Remembering Herbalist Ed Alstat
Ed Alstat and Reverend Elister Charleston at the Reverend’s farm in Alabama
Ed and I landed in New Orleans and spent an evening witnessing the outrageous bacchanalia and street theater of the French Quarter. The next day we drove to Petal, Mississippi to the Indian Springs Coop to meet with Ben Burkett, an African American farmer whose family has been farming in Petal for over 120 years.
Dr. Alstat, ND, accompanied me on site visits to Black Belt farmers of the Deep South as part of the Bioneers’ medicinal herb and organic farming project in collaboration with The Federation of Southern Cooperatives. Ed made the trip pro bono to share his expertise and enthusiasm for medicinal herbs and help identify markets for Black farmers who have experienced generational racism and are struggling to hold on to their land.
Tragically, Ed recently died in a car crash.
Dr. Alstat was inspired by the Eclectic doctors of the late 1800’s and early 1900’s who rejected the crude medicinal practices of the day like toxic purges, mercury-based medicines and bloodletting, and embraced herbal remedies and physical therapy. That inspiration led him to found the Eclectic Institute, an innovative organic herb company that freeze dries herbs to maintain maximum quality and medicinal potency of the plants. Ed also developed a 90-acre herb farm in Oregon, within sight of Mt. Hood, that grows organic herbs and preserves endangered medicinal plant species. The farm hosts an herb camp for kids in the summer where they harvest herbs and make their own remedies.

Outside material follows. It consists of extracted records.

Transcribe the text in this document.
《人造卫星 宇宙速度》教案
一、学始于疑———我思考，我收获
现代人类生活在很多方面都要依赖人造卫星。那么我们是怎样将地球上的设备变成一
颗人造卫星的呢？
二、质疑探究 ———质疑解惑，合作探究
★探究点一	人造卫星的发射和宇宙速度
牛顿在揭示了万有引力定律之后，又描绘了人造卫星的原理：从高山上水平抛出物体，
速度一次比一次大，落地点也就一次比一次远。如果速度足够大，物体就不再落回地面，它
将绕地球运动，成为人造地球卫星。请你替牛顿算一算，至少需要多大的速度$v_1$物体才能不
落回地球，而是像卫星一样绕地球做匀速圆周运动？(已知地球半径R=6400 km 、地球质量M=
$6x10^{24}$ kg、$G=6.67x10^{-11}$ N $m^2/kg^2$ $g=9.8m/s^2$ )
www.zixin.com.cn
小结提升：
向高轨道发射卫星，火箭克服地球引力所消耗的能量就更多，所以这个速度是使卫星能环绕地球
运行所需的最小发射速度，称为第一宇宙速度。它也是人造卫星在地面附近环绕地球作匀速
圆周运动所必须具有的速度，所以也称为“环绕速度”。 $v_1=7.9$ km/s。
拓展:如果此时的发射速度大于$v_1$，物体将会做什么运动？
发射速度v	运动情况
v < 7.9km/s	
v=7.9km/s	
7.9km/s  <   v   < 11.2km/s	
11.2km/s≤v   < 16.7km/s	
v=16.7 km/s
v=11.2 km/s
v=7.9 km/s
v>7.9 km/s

Ed was an award-winning naturopath who was passionate about herbs, wild crafting, organic agriculture, and innovation. Knowledgeable, curious, creative and generous (Bioneers benefited from Ed’s support), Ed has often been described as larger than life.

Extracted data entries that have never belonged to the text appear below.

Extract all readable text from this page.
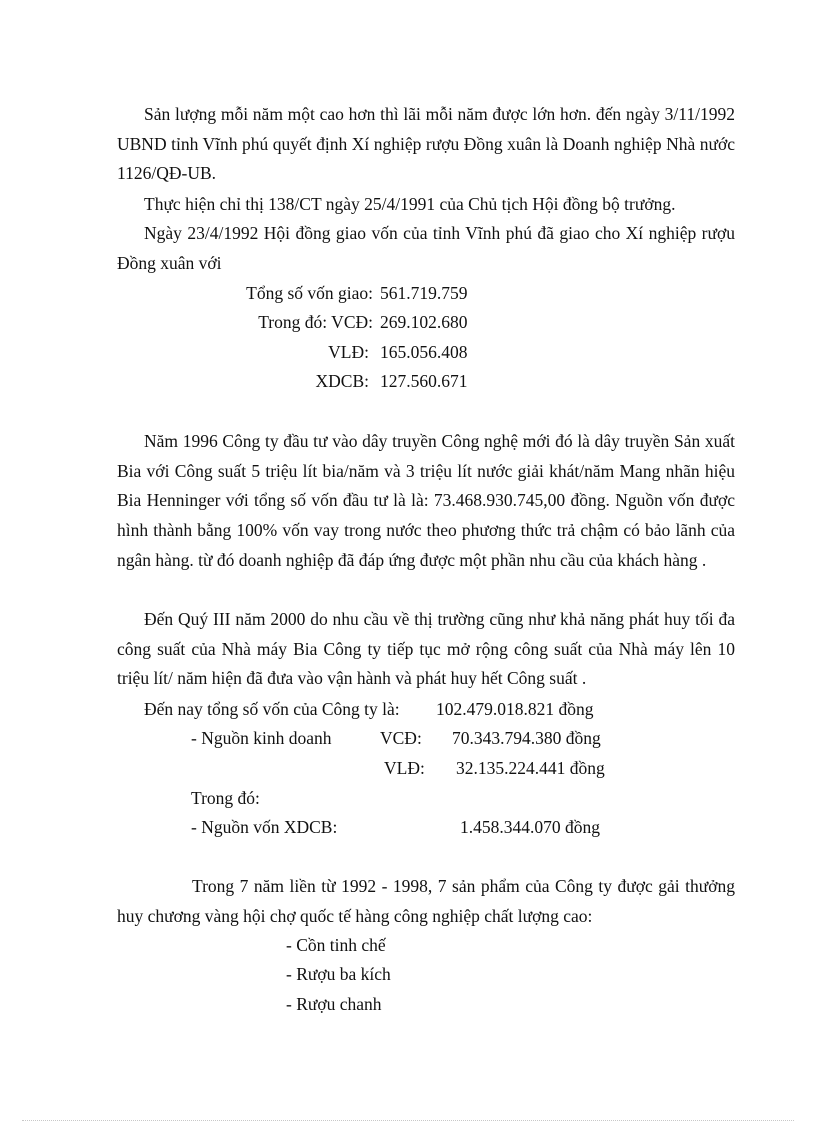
Sản lượng mỗi năm một cao hơn thì lãi mỗi năm được lớn hơn. đến ngày 3/11/1992 UBND tỉnh Vĩnh phú quyết định Xí nghiệp rượu Đồng xuân là Doanh nghiệp Nhà nước 1126/QĐ-UB.

Thực hiện chỉ thị 138/CT ngày 25/4/1991 của Chủ tịch Hội đồng bộ trưởng.

Ngày 23/4/1992 Hội đồng giao vốn của tỉnh Vĩnh phú đã giao cho Xí nghiệp rượu Đồng xuân với

Tổng số vốn giao: 561.719.759
Trong đó: VCĐ: 269.102.680
VLĐ: 165.056.408
XDCB: 127.560.671

Năm 1996 Công ty đầu tư vào dây truyền Công nghệ mới đó là dây truyền Sản xuất Bia với Công suất 5 triệu lít bia/năm và 3 triệu lít nước giải khát/năm Mang nhãn hiệu Bia Henninger với tổng số vốn đầu tư là là: 73.468.930.745,00 đồng. Nguồn vốn được hình thành bằng 100% vốn vay trong nước theo phương thức trả chậm có bảo lãnh của ngân hàng. từ đó doanh nghiệp đã đáp ứng được một phần nhu cầu của khách hàng .

Đến Quý III năm 2000 do nhu cầu về thị trường cũng như khả năng phát huy tối đa công suất của Nhà máy Bia Công ty tiếp tục mở rộng công suất của Nhà máy lên 10 triệu lít/ năm hiện đã đưa vào vận hành và phát huy hết Công suất .

Đến nay tổng số vốn của Công ty là: 102.479.018.821 đồng
- Nguồn kinh doanh	VCĐ: 70.343.794.380 đồng
VLĐ: 32.135.224.441 đồng
Trong đó:
- Nguồn vốn XDCB:	1.458.344.070 đồng

Trong 7 năm liền từ 1992 - 1998, 7 sản phẩm của Công ty được gải thưởng huy chương vàng hội chợ quốc tế hàng công nghiệp chất lượng cao:

- Cồn tinh chế
- Rượu ba kích
- Rượu chanh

A staunch plant protector, he was one of the early herbalists concerned with the overharvesting of goldenseal in the wild when goldenseal became very popular and expensive about 20 years ago. Ed urged people to plant goldenseal (not an easy task to cultivate a plant that lives under the canopy of the Eastern forests) to help protect wild stands. Encouraged by Ed, I planted 99 goldenseal plants in a shady spot before I had put deer fencing around my yard. Thinking the bitter flavor of goldenseal would deter any deer pressure, I was proven wrong and now only one plant survives under my apple tree, a meager but poignant reminder of a man who was a great ally to the botanical world, an herbalist, entrepreneur, healer, husband and father.